2 May 1997

New Frontiers in Punctuation Research

Geoff Nunberg

Xerox PARC and Stanford University

For a long time punctuation seemed a subject unworthy of serious linguistic attention, a victim of the general neglect of the structures of written language, which was regarded on grounds of general principle as merely a degenerate representation of the spoken language. Serious linguistic studies of punctuation began to appear a few years ago, as part of a reconsideration of standard linguistic dogma about written language that was motivated to some degree by the increased importance of written texts in work on parsing, generation, and other NLP problems. These studies -- for example Nunberg (1990), Dale (1991), Jones (1993), Briscoe (1994, 1995), Lee (1995), White (1995), Say (1996), and Akman and Say (1997) -- have revealed a rich and by no means obvious grammatical subsystem, which shows interesting formal differences from the rules of the spoken language.

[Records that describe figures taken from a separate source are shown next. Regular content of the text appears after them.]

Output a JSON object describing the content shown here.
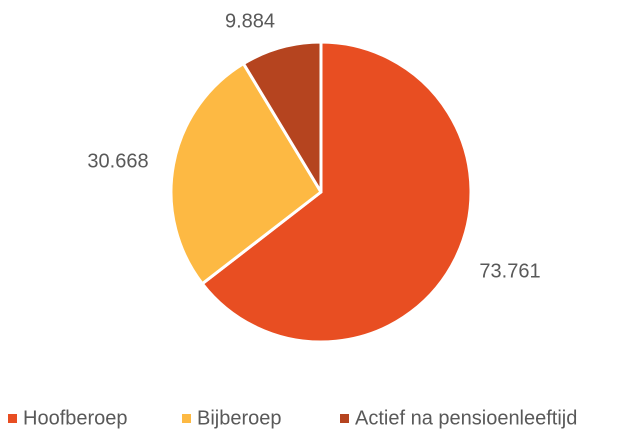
{
  "chart_data": {
    "type": "pie",
    "categories": [
      "Hoofberoep",
      "Bijberoep",
      "Actief na pensioenleeftijd"
    ],
    "values": [
      73761,
      30668,
      9884
    ],
    "value_labels": [
      "73.761",
      "30.668",
      "9.884"
    ],
    "colors": [
      "#e84e22",
      "#fdb943",
      "#b5441f"
    ],
    "legend": "bottom"
  }
}
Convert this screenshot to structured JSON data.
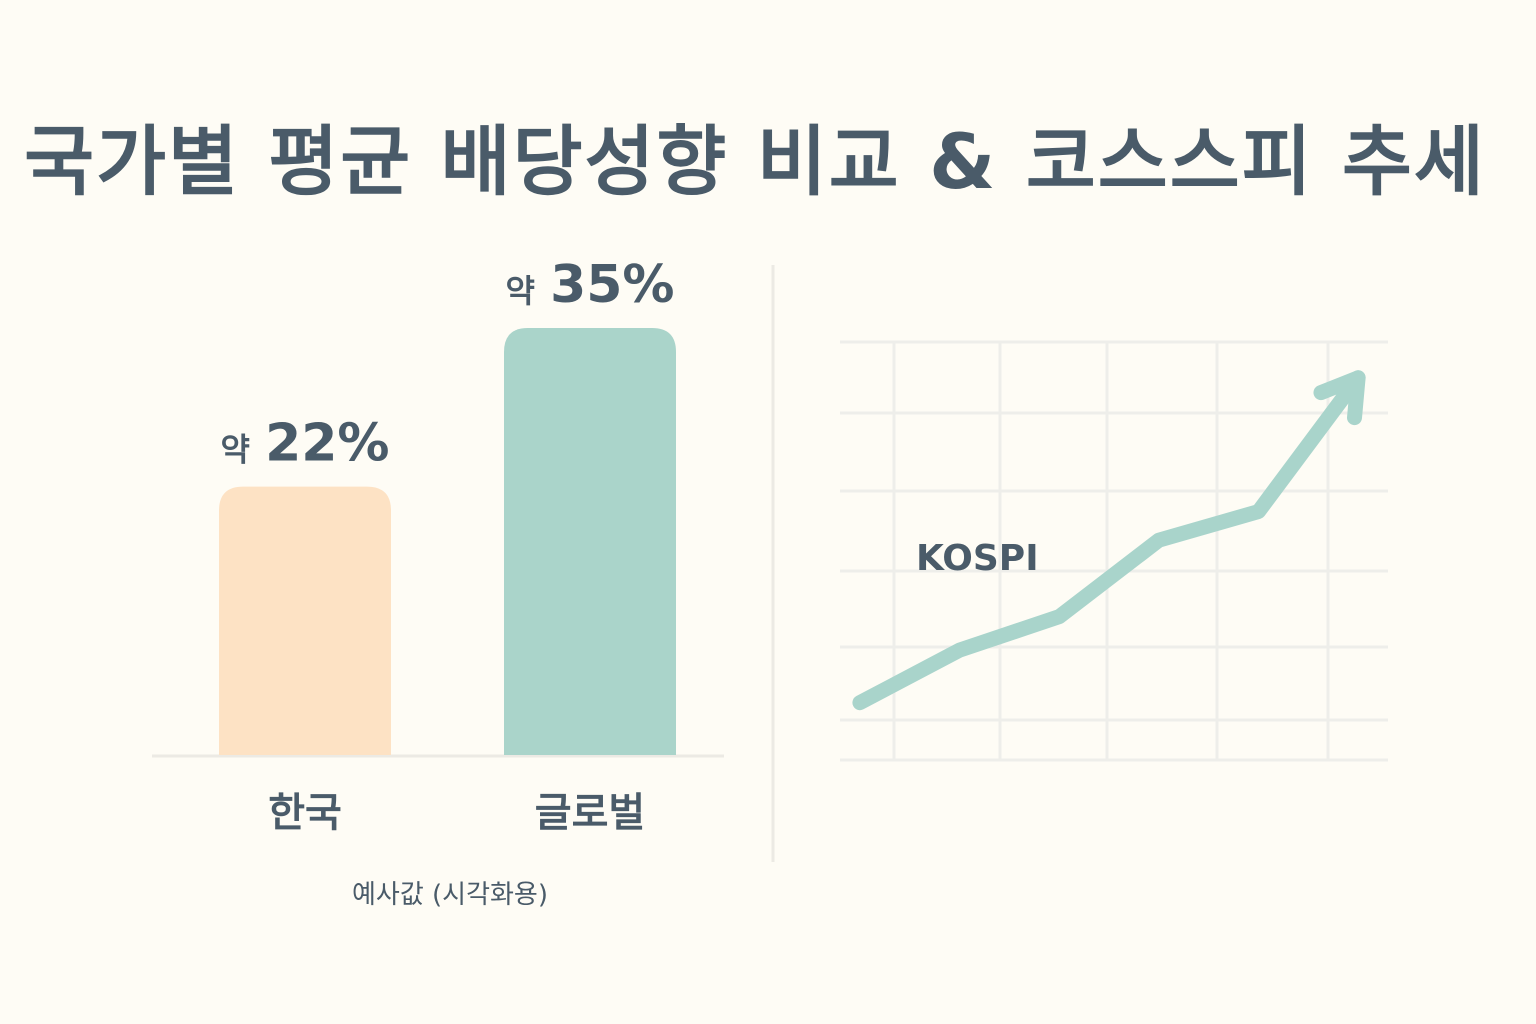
{
  "title": "국가별 평균 배당성향 비교 & 코스스피 추세",
  "note": "예사값 (시각화용)",
  "colors": {
    "background": "#fefcf5",
    "korea_bar": "#fde2c4",
    "global_bar": "#aad4ca",
    "kospi_line": "#a9d4cb",
    "grid": "#eeeeea",
    "text": "#4a5b69"
  },
  "chart_data": [
    {
      "type": "bar",
      "title": "",
      "categories": [
        "한국",
        "글로벌"
      ],
      "values": [
        22,
        35
      ],
      "value_labels": [
        {
          "prefix": "약",
          "value": "22%"
        },
        {
          "prefix": "약",
          "value": "35%"
        }
      ],
      "unit": "%",
      "ylim": [
        0,
        50
      ],
      "grid": false
    },
    {
      "type": "line",
      "series": [
        {
          "name": "KOSPI",
          "x": [
            0,
            1,
            2,
            3,
            4,
            5
          ],
          "values": [
            1.2,
            2.3,
            3.0,
            4.6,
            5.2,
            8.0
          ]
        }
      ],
      "grid": true,
      "arrow_end": true,
      "ylim": [
        0,
        9
      ],
      "xlim": [
        -0.2,
        5.3
      ]
    }
  ]
}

There are roughly three possible approaches to punctuation. The first is the approach of traditional grammar, which associates each mark with a number of distinct syntactic and semantic functions, whose relationship is generally not specified. The second is the approach developed in Nunberg (1990) and most subsequent studies, where punctuation marks are treated as the surface indicators of various syntactic categories. From this point of view it is the underlying categories, rather than marks themselves, that bear most of the theoretical interest. One difficulty with this way of thinking about things, though, is that it fails to capture certain generalizations about specific mark types. For example the semicolon can appear both as a separator of items in series (i.e., the "promotion" semicolon) and as a kind of sentential conjunction. But while these two functions are syntactically distinct, all semicolons have the property of insisting on widest scope within their clause, and this property is best thought of "punctocentrically," as a single constraint associated with a particular mark, rather than as a set of constraints affecting the various categories that it is used to separate. By way of demonstrating the advantages of this approach, I'll show how it allows us to explain a number of changes in the uses of the semicolon over the past hundred years or so by positing the disappearance of a single rule of the grammar of the written language.